Paul Medina: Ein brennender Acker (1922)

Auf dem Exerzierplatz in Potsdam konnte man vor einigen Tagen einen Brand beobachten. Hinter den Kulissen der Allee, mitten im Schneefeld brannte ein kleiner Acker, an dessen einem Ende eine Holzkapelle, an dessen anderem ein Gerüst stand, wie man [es] ähnlich bei Schachteingängen sieht. Mittels Pech, Petroleum und anderem leichten Brennmaterial gab das Ganze ein sehr hübsches, anständiges Feuer ab, das bald rot, bald grünlich aufwirbelte, dunkle Rauchwolken aufsteigen und von eisigem Wind in alle Nasen zerstieben ließ, als wär’s nur ein Ernstfall, während es sich doch, wie wir hier zu sagen bemüßigt sind, um eine Filmaufnahme handelte, was doch viel mehr ist. Denn um das Gelingen eines schönen Brandes bemüht sich wahrscheinlich kein Mensch, und hier stand überdies noch, wie immer bei ähnlichen Anlässen, weit mehr auf dem Spiel: Das Gelingen der Aufnahme. Und davon kann der Laie, der sich die Freude am Schauspiel durch die Kälte fast gar nicht verderben ließ, annehmen, dass die Bilder ebenso gut herauskommen werden, wie das Original, das, wie gesagt, sehr hübsch gelang.

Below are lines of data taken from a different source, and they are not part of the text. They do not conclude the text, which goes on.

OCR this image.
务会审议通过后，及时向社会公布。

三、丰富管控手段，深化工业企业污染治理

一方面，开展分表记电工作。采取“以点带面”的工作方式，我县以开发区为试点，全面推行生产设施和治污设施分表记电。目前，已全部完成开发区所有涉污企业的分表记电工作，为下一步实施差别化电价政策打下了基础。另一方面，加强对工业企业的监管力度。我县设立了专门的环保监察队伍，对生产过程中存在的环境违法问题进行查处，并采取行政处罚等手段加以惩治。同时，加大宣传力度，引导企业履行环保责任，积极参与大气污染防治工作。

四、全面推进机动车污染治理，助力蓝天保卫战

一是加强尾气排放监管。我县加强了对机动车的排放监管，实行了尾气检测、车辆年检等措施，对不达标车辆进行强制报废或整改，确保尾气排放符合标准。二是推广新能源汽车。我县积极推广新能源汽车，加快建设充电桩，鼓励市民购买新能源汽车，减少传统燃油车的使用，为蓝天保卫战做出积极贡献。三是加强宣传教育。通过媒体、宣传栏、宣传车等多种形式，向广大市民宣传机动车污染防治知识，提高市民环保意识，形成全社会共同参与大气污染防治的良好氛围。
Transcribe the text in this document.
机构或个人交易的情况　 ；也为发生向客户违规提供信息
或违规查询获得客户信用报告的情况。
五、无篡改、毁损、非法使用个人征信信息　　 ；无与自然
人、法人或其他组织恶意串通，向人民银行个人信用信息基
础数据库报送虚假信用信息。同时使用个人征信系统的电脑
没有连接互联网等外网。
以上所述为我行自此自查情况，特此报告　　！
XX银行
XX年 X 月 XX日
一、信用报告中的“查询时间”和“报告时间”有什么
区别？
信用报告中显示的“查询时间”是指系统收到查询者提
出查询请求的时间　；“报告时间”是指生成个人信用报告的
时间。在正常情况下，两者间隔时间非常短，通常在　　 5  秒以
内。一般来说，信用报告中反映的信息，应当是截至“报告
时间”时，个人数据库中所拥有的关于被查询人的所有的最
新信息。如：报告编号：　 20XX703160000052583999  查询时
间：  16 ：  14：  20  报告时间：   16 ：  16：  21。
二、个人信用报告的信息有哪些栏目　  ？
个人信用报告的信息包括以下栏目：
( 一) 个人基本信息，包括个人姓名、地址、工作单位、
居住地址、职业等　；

Dem Verdacht, es handle sich bei dem Film „Der brennende Acker“, den Willy Haas erdacht, Arthur Rosen und Thea von Harbou mitzuarbeiten halfen, um eine Sensationsgelegenheit, (was man den guten Absichten des Direktors Sascha-Goron eigentlich nicht glauben würde) trat der Autor mit folgendem Dementi entgegen:
Der brennende Acker ist in diesem Film, einer Tragödie des Ehrgeizes, symbolistisch gedacht, als das Ewig Verbrennende, sich Verzehrende, als der Ausfluss eines höllischen Elementes, das den gesunden Boden längst hat verdorren lassen, bevor es ihn vollkommen vernichtet: Eine Petroleumquelle, die unter dem Acker lag und deren unfruchtbar machende Wirkung das Bauernvolk mit dem Aberglauben erfüllt hatte und die eines Tages, da man unausgesetzt nach ihr grub, wie zur Bestrafung des frevelhaften Strebens, das einen von Ehrgeiz Besessenen alles Menschliche, selbst die Liebe vergessen liess, hatte zu brennen angefangen….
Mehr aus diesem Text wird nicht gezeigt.